ComfyUI two-pass split SDXL workflow enable refiner node (mode always)

One final tip: Once your settings are all correct, simply open a new browser tab and use one browser for the first Base model, and the other browser tab for the Refiner. A small batch script works for me to copy the output latent to the input folder, e.g. copy /y %1 ..\..\input\1.latent by dragging-and-dropping the latent. Still manual, just a bit less manual intervention.

Bonus: I actually have a third section in my workflow (in cyan), which is shown below - that section runs Real-ESRGAN to upscale images. You can do the same thing - just download realesr-general-x4v3.pth from the Real-ESRGAN v0.3.0 Release Notes page and place the file in the folder ComfyUI\models\upscale_models first. Then add the UpscaleModelLoader and LoadImage nodes and wire up the outputs to ImageUpscaleWithModel:

ComfyUI UpscaleModelLoader with Real-ESRGAN and UpScaleImage nodes

Experiment with LoRAs

Comparing the output without (left) and with (right) this LoRA, you can certainly see - even though it is an example - that it certainly fulfills its promise to “improve contrast and perceived image quality.” I do so prefer the LoRA version!

SDXL 1.0 without and with example LoRA

FYI the prompt is based on guidance at Stable Diffusion Art on ‘How to generate realistic people in Stable Diffusion’.

Many more LoRAs are available at Civitai, and I’m sure support for SDXL 1.0 will only grow.

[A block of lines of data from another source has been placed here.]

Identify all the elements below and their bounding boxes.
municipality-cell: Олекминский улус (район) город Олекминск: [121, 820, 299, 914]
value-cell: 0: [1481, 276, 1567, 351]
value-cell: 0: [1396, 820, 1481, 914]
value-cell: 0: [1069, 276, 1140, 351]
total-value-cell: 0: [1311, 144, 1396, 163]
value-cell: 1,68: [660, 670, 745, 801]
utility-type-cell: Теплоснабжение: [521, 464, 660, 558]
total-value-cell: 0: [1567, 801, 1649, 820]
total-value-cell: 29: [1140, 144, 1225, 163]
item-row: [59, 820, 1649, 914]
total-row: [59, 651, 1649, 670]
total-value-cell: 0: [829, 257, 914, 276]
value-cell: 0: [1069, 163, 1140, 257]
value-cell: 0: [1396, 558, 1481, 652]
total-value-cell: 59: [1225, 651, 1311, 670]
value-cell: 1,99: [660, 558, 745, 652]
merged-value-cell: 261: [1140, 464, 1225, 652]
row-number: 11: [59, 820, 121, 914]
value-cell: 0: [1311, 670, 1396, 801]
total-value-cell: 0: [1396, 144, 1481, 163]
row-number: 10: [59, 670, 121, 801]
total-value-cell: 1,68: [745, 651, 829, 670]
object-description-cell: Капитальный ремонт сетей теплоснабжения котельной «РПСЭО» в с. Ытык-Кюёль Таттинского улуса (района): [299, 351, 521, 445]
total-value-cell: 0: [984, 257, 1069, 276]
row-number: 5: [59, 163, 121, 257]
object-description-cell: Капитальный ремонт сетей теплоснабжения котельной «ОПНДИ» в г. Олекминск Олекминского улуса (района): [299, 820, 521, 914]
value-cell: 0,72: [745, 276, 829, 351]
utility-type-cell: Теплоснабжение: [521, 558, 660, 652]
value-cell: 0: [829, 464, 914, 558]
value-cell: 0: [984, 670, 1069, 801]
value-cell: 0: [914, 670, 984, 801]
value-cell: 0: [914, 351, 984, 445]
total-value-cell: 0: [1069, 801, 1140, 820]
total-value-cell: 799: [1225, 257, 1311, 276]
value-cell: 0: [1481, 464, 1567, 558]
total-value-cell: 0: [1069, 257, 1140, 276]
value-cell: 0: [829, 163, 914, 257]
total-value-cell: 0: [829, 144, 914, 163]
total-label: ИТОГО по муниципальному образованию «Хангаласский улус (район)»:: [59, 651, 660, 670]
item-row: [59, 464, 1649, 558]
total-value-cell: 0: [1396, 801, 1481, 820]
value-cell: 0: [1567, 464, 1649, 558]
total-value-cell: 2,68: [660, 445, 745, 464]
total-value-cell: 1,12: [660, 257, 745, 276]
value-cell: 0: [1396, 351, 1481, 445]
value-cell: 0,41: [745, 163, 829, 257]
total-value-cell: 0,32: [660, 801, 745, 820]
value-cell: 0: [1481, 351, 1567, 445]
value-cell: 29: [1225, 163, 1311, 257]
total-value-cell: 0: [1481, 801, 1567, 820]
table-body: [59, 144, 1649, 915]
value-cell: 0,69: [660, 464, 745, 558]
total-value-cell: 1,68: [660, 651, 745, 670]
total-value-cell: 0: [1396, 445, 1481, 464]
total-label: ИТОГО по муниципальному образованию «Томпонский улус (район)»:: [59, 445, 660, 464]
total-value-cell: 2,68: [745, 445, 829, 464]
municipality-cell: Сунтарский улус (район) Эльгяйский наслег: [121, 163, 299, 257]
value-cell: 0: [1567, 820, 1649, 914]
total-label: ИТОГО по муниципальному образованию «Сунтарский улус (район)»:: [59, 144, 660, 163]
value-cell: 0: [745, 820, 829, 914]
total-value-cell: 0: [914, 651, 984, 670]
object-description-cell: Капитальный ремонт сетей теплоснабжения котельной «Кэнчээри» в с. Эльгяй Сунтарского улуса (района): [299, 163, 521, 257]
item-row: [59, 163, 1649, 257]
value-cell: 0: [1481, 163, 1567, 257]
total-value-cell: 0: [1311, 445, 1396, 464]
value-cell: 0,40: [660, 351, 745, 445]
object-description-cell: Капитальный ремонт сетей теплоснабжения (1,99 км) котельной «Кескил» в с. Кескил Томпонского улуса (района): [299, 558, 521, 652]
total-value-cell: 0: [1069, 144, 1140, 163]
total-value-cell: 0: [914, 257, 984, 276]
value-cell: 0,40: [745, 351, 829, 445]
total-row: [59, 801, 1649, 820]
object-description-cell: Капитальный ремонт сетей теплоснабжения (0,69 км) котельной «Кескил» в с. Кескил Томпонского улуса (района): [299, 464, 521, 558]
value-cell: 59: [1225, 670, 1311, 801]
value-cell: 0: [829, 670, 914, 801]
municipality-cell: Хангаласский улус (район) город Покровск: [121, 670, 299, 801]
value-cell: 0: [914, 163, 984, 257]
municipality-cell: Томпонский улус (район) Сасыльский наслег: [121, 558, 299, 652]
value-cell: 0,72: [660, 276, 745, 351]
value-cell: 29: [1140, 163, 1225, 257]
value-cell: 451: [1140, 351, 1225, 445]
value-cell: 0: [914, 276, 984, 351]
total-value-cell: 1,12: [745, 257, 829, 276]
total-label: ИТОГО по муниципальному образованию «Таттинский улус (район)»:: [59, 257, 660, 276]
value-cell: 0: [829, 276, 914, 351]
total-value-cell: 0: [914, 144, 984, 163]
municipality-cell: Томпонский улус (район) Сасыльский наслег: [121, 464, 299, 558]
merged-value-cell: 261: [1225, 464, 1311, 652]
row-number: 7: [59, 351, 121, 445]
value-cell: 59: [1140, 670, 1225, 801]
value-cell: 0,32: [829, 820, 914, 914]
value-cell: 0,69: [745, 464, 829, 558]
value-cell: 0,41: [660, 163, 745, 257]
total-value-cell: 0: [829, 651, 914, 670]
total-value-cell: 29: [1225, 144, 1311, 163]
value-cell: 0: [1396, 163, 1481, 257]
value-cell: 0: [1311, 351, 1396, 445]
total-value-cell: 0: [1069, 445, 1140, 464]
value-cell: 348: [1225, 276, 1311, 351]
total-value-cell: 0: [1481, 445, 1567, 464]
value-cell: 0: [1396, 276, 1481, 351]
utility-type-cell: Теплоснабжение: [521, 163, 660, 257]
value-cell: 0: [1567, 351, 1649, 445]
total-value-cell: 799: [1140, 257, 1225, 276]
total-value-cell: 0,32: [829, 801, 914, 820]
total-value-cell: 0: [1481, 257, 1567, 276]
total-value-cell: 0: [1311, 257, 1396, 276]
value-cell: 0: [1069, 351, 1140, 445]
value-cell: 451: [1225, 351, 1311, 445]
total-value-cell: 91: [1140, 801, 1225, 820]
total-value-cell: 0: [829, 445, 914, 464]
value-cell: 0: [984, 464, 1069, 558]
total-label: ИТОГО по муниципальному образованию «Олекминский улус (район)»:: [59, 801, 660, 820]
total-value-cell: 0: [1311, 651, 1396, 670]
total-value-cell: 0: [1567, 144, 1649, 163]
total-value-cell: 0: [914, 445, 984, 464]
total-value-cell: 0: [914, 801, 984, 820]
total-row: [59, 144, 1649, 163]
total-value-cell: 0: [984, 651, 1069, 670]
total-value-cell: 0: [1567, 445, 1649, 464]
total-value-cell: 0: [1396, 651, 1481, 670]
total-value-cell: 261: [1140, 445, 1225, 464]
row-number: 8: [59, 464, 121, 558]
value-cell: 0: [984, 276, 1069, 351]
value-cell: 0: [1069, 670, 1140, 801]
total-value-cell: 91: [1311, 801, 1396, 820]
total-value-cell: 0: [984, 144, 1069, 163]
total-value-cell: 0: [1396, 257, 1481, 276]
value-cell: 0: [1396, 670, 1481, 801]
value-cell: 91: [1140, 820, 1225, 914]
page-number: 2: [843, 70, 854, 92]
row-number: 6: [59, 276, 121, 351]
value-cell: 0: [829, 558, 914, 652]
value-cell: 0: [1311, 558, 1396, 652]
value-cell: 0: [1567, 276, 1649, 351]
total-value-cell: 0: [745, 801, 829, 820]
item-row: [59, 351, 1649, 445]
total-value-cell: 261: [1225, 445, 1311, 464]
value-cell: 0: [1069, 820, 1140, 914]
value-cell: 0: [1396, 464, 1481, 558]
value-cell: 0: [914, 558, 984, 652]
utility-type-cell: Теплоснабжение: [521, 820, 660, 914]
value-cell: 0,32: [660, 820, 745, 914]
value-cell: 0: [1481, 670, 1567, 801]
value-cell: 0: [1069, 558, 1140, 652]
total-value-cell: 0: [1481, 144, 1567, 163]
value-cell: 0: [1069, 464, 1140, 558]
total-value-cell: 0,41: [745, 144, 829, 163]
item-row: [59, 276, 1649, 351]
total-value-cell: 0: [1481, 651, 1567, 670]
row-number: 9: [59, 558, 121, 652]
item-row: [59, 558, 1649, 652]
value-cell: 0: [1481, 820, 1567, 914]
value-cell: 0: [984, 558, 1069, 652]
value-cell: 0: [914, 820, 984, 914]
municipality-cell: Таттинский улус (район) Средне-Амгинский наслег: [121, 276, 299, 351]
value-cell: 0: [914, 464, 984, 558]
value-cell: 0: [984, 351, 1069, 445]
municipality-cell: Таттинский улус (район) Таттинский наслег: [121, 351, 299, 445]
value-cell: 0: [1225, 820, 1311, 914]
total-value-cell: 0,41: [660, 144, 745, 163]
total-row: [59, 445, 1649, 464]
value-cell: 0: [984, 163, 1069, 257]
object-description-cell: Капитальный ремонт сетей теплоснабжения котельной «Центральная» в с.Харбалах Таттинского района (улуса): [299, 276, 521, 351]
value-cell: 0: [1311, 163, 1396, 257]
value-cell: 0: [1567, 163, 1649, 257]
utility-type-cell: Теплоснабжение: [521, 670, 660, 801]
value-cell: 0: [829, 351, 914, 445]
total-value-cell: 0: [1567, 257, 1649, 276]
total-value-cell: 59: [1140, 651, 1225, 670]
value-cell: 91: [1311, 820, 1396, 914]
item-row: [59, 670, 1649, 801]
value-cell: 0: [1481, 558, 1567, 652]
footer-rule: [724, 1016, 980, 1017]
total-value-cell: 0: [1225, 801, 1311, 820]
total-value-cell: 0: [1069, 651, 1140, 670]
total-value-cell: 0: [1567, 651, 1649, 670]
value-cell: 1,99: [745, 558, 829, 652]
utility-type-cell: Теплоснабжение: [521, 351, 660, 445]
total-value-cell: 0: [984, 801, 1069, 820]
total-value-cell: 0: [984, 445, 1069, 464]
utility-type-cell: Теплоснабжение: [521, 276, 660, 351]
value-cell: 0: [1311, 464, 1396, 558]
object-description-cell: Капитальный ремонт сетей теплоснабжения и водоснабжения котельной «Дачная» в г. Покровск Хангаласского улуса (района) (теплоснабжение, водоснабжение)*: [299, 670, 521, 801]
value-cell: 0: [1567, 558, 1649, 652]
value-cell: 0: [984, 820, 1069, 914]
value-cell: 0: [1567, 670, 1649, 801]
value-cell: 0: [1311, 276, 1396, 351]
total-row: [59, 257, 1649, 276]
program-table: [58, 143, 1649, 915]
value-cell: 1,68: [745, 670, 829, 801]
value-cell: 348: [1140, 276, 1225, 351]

Corrected 1 Aug 23: Updated the screenshots since I think the LoraLoader clip output should not be used. Updated 17 Aug 23: As posted recently, increasing the Windows virtual memory paging file size resolved my memory error RuntimeError: [enforce fail at ..\c10\core\impl\alloc_cpu.cpp:72] data. DefaultCPUAllocator: not enough memory: you tried to allocate ###### bytes.